Мне ясно видятся – впервые видятся спины. Множество окровавленных. Рядом со мной. И я – на грязном сером песке. И кто-то поднимается первым. Кто-то сильный, грозный, и даже через память меня пробирает ужасом – кто же мог встать из крови так быстро, кто возродился из лопнувшего растекшегося солнца?
–За мною, – глухо призывает он, и глаза его горят от ненависти – совершенно черно и страшно. И алое проступает в его глазах среди этой черноты, закрепляя его права и нашу покорность.
Нашу? Чью – нашу? Чьи это спины?..
–Хочешь ещё раз? – предлагает Магда, вырывая меня в реальность. Сожжённые раненые спины исчезают из моего осколка воображения или памяти, и я возвращаюсь в свою поганую замшелую реальность.
–Нет, – Эби серьёзнеет, – думаю, она устала. Пусть спит.
Она не устала, девочка. Она просто измучена. Не тобой и не Магдой. Кем-то, кто был сильнее вас. Кем-то, кто был много страшнее вас.
–Хорошо, – соглашается Магда и новый осколок памяти впивается в меня.
–Хорошо, – улыбается кто-то грозный и страшный, кто-то, кто хорошо был мне прежде знаком, а ныне чужак, – твоя воля.
И я не верю его улыбке. Не верю совершенно не зря. Меня сжимает и душит что-то липкое и я тону, проваливаюсь…
–Пока, – говорит Эби, и даже машет мне рукой. Я машу ей в ответ, хоть и в мыслях.
Если можно было бы дрожать, дрожь сотрясала бы моё тело. Сейчас мне это не дано.

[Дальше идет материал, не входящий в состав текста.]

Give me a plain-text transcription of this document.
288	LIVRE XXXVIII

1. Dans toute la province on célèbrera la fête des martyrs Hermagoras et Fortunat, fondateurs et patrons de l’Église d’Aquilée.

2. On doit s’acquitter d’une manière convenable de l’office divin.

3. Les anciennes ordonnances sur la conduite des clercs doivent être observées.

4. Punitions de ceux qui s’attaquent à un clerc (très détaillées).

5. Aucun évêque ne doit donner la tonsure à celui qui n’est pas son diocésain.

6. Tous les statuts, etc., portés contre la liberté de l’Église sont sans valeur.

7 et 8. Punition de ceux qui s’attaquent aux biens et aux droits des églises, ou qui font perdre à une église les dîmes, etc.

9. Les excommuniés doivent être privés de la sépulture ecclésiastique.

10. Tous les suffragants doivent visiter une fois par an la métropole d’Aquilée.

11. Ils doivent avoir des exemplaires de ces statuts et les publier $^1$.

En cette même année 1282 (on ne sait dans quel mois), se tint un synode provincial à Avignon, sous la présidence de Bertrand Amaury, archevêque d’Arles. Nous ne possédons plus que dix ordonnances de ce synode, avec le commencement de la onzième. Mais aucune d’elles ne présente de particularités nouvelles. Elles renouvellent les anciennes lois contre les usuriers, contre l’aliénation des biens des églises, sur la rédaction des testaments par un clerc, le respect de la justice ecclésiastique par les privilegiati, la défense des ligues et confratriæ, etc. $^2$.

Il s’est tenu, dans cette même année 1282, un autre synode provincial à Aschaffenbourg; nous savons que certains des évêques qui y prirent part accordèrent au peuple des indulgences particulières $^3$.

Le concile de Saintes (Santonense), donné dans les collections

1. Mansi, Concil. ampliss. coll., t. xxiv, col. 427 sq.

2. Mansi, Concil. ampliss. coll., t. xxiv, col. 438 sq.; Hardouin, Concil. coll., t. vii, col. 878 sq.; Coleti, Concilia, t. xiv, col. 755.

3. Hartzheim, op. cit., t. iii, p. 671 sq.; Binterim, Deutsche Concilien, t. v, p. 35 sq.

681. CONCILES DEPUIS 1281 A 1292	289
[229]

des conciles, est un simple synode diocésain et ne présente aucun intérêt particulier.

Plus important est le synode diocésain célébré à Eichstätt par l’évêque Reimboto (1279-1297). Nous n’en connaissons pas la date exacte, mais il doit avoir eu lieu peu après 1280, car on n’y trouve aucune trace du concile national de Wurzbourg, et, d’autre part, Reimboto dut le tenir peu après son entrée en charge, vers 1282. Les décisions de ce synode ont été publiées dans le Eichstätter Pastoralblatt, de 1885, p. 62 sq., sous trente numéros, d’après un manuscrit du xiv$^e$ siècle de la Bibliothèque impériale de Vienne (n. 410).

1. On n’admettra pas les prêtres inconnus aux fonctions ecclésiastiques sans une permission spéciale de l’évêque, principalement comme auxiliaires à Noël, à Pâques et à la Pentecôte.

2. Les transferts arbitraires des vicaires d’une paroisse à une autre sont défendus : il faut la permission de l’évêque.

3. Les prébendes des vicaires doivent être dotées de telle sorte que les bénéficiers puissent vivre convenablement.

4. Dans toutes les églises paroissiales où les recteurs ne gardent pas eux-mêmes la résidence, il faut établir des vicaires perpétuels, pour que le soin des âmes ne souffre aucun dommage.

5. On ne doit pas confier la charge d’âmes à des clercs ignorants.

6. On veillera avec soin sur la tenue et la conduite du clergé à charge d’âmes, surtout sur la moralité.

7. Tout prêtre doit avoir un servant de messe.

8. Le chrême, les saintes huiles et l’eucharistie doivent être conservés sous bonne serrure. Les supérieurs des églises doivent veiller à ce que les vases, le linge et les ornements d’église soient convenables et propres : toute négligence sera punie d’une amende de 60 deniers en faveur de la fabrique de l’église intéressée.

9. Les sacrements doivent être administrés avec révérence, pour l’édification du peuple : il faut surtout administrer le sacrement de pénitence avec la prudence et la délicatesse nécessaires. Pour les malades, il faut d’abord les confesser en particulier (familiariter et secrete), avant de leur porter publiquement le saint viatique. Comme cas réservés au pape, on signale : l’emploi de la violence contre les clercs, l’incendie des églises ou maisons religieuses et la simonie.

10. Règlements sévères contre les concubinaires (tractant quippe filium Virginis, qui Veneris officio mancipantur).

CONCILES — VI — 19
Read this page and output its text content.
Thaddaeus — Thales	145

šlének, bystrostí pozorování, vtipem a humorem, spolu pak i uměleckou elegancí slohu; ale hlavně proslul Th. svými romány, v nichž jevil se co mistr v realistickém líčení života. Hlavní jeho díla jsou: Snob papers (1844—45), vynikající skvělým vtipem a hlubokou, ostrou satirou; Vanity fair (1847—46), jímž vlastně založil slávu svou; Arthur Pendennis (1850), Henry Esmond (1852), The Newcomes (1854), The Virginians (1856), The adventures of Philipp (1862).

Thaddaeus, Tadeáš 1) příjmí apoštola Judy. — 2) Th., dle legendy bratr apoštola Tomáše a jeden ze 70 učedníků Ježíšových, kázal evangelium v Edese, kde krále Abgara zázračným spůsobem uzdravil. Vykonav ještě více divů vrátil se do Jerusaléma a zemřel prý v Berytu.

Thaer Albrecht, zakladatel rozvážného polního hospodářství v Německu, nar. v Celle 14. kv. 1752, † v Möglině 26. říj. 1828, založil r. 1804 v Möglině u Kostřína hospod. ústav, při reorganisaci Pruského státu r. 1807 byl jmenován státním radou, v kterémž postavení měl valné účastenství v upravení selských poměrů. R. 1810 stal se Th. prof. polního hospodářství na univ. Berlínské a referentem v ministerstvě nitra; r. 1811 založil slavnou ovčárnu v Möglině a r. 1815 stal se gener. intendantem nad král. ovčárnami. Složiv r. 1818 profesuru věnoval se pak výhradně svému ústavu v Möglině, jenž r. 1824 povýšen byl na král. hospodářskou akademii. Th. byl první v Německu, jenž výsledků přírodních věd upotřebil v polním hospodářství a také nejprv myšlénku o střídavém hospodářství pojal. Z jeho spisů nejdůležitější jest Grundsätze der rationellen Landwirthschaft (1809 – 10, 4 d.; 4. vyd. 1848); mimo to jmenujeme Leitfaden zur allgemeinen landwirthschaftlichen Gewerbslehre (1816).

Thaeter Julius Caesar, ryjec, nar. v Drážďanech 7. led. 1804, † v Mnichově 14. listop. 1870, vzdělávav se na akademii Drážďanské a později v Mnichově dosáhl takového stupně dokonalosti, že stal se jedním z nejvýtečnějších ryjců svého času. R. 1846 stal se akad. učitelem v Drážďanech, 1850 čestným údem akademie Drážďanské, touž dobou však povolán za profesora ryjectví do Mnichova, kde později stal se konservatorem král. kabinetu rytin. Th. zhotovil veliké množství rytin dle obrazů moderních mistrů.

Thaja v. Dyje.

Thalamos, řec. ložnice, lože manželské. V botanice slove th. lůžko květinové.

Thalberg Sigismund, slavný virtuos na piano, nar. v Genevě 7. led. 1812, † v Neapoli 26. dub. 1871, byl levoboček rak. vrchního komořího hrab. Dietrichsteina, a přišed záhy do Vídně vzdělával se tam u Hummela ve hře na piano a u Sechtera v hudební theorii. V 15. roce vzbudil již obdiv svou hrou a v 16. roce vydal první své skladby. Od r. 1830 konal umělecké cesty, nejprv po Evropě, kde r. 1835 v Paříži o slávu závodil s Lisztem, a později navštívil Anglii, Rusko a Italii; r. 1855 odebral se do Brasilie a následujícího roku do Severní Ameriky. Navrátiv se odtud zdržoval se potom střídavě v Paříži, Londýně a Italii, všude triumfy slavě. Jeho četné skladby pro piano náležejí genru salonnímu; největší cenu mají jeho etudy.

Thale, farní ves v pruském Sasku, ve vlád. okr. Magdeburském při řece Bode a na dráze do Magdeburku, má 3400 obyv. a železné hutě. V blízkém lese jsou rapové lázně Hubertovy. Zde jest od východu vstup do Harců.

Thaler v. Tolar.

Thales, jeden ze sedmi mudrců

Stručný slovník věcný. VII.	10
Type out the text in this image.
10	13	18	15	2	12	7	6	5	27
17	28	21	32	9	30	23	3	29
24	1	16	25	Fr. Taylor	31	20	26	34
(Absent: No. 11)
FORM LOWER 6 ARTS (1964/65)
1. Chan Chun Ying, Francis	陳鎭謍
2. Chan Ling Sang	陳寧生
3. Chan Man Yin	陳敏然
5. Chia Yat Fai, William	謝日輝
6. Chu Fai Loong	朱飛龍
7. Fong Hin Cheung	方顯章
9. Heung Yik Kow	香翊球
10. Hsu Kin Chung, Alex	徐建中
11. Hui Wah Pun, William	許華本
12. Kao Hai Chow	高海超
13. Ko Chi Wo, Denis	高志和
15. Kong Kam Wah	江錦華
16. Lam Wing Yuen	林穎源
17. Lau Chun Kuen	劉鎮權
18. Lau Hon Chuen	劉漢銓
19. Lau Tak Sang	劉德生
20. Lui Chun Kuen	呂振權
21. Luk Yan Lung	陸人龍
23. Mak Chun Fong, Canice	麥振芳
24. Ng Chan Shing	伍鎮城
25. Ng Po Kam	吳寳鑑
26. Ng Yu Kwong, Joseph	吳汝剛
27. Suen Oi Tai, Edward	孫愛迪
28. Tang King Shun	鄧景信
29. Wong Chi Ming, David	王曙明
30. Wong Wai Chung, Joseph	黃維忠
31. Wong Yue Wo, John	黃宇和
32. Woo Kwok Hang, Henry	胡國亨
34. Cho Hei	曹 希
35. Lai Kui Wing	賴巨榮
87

Сейчас пружины возвращают обратно мою жалкую оболочку, явленную для такой же жалкой сути.
Медленно исчезает свет. Медленно я погружаюсь в темноту, которая уже ожидает, подбирается, распространяется, вьётся, довольная моим возвращением. Должно быть, ей без меня одиноко.
Впрочем, сейчас мне даже приятен жар, исходящий от неё и духота. Я не хочу чувствовать и не хочу помнить.
Я ничего не хочу осознавать. Осколки памяти впиваются больнее всего, больнее того, что прежде доводилось мне испытать.
Я не знаю – услышит меня темнота или нет, но мысленно прошу её:
–Забери…забери всё. Пожалуйста.
Хватит. Хватит с меня горящих бабочек и страшных чёрно-алых взглядов. Кажется, в моей памяти живёт что-то страшное и не нужно мне этого хранить. Страшно.
–Не положено…– шипит темнота, впервые отзываясь, – не велено.
Она сторож и тюремщик. Она палач и мучитель. Она обвивается вокруг, желая напасть и снова лишить меня крох света, которых во мне меньше малого.
Но медлит. Почему же медлит?
–Если только ты не расскажешь?..– у темноты змеиный шёпот. Что-то противное в этом шёпоте есть, связанное со змеями, но я не хочу искать в памяти – не ровен час ещё найду.
–Не скажу. Никому не расскажу.
Она медлит ещё мгновение, перестраивает бесконечные кольца своей безысходности, прежде чем поглотить всю мою суть без остатка.
Нет, прежде чем освободить меня. Без остатка.